The recent need to work from home due to extreme weather shutting down the UK transport system has prompted me to consider my workspace. I have the enviable position of being able to do my job almost entirely from home – through remote access, email and telephone – under these circumstances, but does a change in surroundings change the way I work and what I produce?

Objectively good places to work rarely end up being so; in their faultlessness, quiet and well-equipped studies have a habit of rendering the fear of failure overwhelming.

Alain de Botton (The Ideal Live/Work Space According to Alain de Botton on Unplggd)

Apart from the obvious distractions of home working – pets, family, the ability to chain-drink tea, I can see obvious benefits and pitfalls, some of which are one and the same. If you usually work in a studio with other people, sitting at the same desk and looking at the same wall, I think a change of scenery can bring a refreshing change in perspective. It can allow you to think differently, access a different range of resources and inspiration. It can afford you a more relaxed working environment, which is not always beneficial, but can be if you are disciplined enough. I tend to move my workspace around the house depending on the task in hand: drawing, and checking proofs at the dining table where I have space for my drawing board, or to spread out sheets of paper; web building on the sofa where I can have my laptop on my knee and feel comfortable, warm and relaxed for the inevitably long time I will be sitting working; studio with desk for drawing on the mac, photo editing, etc. where I need to use a mouse or pen and tablet.
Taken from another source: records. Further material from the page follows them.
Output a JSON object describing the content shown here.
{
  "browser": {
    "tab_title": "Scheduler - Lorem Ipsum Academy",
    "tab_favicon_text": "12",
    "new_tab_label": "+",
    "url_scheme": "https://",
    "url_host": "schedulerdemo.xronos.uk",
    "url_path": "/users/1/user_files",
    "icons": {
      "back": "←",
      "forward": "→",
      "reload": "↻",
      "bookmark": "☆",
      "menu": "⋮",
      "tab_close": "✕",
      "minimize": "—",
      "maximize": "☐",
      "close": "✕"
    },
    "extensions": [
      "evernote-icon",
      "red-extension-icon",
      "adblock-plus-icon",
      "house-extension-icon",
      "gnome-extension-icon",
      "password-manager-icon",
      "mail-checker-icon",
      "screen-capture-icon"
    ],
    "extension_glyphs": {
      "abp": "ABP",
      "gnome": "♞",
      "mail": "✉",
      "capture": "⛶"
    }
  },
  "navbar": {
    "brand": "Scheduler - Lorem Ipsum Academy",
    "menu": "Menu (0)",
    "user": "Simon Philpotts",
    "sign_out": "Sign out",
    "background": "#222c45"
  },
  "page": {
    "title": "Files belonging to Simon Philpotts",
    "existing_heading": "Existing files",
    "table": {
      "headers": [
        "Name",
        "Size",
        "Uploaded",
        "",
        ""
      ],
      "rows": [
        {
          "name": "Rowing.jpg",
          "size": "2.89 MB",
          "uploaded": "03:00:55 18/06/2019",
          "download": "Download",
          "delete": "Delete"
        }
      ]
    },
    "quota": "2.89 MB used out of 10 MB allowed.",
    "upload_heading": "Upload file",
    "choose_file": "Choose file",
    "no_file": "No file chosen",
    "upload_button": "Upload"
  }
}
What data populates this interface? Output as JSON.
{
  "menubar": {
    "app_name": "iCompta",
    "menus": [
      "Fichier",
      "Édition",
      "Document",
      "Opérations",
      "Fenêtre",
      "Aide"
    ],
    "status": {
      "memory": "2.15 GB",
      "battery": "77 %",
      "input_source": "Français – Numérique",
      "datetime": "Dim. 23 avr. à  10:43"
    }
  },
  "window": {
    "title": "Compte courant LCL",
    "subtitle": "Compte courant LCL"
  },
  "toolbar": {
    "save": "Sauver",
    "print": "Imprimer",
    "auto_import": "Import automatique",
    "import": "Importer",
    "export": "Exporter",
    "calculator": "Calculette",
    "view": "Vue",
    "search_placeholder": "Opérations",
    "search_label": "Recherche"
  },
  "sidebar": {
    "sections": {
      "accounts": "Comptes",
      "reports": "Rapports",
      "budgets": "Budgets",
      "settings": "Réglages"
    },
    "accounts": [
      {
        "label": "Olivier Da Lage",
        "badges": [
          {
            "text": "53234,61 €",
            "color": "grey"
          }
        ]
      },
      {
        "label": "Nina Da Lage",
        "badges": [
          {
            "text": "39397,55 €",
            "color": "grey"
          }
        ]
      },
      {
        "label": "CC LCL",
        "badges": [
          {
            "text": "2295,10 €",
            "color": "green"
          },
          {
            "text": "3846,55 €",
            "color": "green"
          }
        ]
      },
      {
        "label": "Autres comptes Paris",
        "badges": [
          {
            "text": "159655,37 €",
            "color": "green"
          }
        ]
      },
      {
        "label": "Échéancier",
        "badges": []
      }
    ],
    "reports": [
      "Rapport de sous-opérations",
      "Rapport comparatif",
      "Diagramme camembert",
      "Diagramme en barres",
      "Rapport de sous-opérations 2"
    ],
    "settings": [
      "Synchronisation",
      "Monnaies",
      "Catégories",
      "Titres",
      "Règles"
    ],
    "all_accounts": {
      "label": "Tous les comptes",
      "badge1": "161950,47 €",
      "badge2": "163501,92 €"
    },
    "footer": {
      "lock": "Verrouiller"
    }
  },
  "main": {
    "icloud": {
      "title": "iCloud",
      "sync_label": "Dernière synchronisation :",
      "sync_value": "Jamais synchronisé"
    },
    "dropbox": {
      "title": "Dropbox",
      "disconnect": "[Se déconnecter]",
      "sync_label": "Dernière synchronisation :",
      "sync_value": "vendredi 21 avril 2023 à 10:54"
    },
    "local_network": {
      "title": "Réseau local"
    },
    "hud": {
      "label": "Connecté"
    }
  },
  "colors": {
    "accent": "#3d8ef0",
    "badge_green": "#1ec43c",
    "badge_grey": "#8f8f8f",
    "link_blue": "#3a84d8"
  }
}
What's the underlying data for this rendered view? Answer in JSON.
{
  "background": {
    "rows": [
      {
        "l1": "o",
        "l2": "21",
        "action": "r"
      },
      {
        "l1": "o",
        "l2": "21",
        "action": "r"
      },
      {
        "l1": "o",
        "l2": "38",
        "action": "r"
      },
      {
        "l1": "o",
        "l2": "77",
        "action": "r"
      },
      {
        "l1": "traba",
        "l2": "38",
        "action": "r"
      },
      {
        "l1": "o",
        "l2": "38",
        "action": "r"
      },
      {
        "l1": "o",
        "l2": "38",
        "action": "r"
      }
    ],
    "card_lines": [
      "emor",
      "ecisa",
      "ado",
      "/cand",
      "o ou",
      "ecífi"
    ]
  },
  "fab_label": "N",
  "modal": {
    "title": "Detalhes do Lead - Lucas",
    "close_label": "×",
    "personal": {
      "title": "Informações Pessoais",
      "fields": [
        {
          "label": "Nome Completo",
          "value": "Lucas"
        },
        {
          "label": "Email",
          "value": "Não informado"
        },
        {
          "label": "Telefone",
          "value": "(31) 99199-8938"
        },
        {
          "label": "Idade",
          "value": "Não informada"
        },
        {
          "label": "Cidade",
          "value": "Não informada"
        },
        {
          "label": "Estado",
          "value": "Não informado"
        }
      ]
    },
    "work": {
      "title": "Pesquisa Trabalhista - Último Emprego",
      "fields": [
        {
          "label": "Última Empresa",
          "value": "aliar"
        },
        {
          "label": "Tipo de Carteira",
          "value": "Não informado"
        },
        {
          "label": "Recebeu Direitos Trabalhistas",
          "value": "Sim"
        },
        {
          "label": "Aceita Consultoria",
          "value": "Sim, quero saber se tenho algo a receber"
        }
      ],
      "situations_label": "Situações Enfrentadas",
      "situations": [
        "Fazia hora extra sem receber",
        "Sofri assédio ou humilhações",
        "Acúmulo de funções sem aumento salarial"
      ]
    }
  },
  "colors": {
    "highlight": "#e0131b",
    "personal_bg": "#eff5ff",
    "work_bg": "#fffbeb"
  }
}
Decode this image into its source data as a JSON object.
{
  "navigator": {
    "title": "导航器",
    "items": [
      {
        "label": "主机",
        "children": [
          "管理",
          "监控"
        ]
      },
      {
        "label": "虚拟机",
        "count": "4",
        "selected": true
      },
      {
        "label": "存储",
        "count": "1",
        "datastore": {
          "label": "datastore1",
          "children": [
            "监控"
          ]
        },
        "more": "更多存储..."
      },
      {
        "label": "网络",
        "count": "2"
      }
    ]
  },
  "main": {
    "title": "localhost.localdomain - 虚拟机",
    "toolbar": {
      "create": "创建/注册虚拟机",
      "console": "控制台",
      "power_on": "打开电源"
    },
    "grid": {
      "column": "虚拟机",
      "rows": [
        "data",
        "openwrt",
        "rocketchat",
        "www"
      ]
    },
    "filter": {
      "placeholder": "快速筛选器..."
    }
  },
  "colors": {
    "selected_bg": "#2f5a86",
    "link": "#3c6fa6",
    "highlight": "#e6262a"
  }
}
So that’s how I work, but I’m also fascinated by other people’s workspaces – what they gather around themselves to inspire and motivate. There’s this great thread on Behance where people are posting photos of their workspaces – mostly computer stations, but there are some artist and illustrator’s studio spaces too. The Guardian also did a series which ended a couple of years ago called writer’s rooms which featured writers in their workspaces along with an article about their working practices which made fascinating reading.